Durante o período de afastamento, que se estendeu por cerca de 145 dias, o vice-prefeito Fernando Martins (PSD) assumiu a administração municipal. A decisão do STF também restabelece ao prefeito o acesso a prédios públicos e o exercício pleno de suas funções.
Ao analisar o caso, Nunes Marques classificou a continuidade do afastamento como uma “intervenção excessiva na esfera política e administrativa do município de Sorocaba”. O ministro também destacou que a demora na manutenção da medida poderia representar risco à livre atuação política do prefeito, especialmente diante do prazo para eventual participação no processo eleitoral deste ano.
O pedido de habeas corpus apresentado pela defesa já havia sido negado pelo Tribunal Regional Federal da 3ª Região (TRF-3) e pelo Superior Tribunal de Justiça, que mantiveram o afastamento como medida cautelar para garantir o andamento das investigações. No entanto, ao reavaliar o caso, a Suprema Corte decidiu pela reversão da decisão.
Em nota, a defesa de Rodrigo Manga afirmou: “Efetivamente, a Suprema Corte, guardiã da Constituição Federal reconheceu a inexistência de razões e fundamentos para a manutenção do afastamento temerário e precipitado, à mingua de elementos mínimos que pudessem evidenciar qualquer ilicitude praticada pelo Prefeito Manga”.
O prefeito também se manifestou após a decisão: “Mais uma vez, o STF mostra-se defensor dos direitos políticos e do povo”.

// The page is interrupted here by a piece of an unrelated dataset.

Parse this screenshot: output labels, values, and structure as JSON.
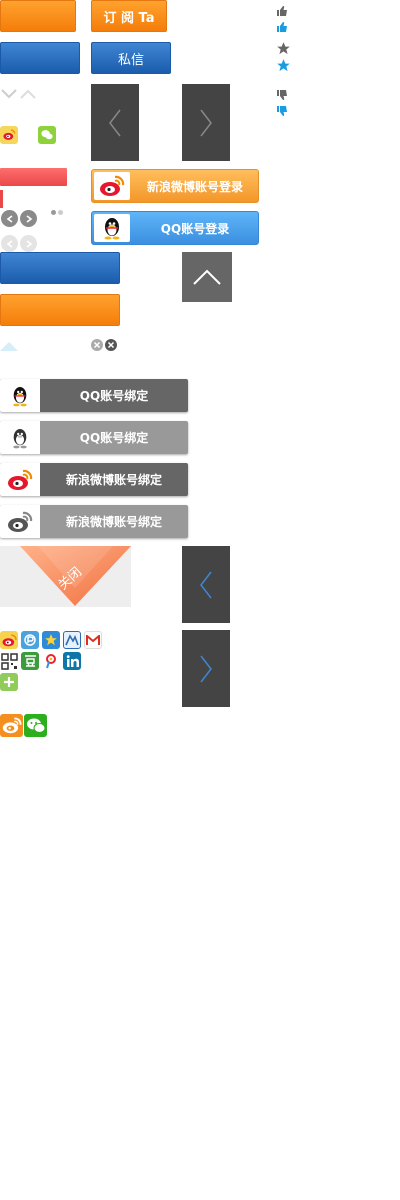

Já a assessoria do chefe do Executivo informou que ele deverá decidir nos próximos dias se reassume integralmente o comando da Prefeitura de Sorocaba ou se opta pela desincompatibilização do cargo para disputar as eleições de 2026.
A Operação Copia e Cola teve início em maio de 2022 e investiga a contratação de organizações para gestão de serviços de saúde em Sorocaba. Segundo as autoridades, há indícios de um esquema estruturado para desvio de recursos públicos.
Em fevereiro deste ano, o Ministério Público Federal denunciou 13 pessoas no âmbito da investigação, incluindo o prefeito, familiares e outros envolvidos, por crimes como organização criminosa, peculato, corrupção ativa e passiva, lavagem de dinheiro, contratação direta ilegal e frustração de competição em licitação.
Apesar da decisão do STF, o caso segue em tramitação na Justiça e ainda cabe recurso.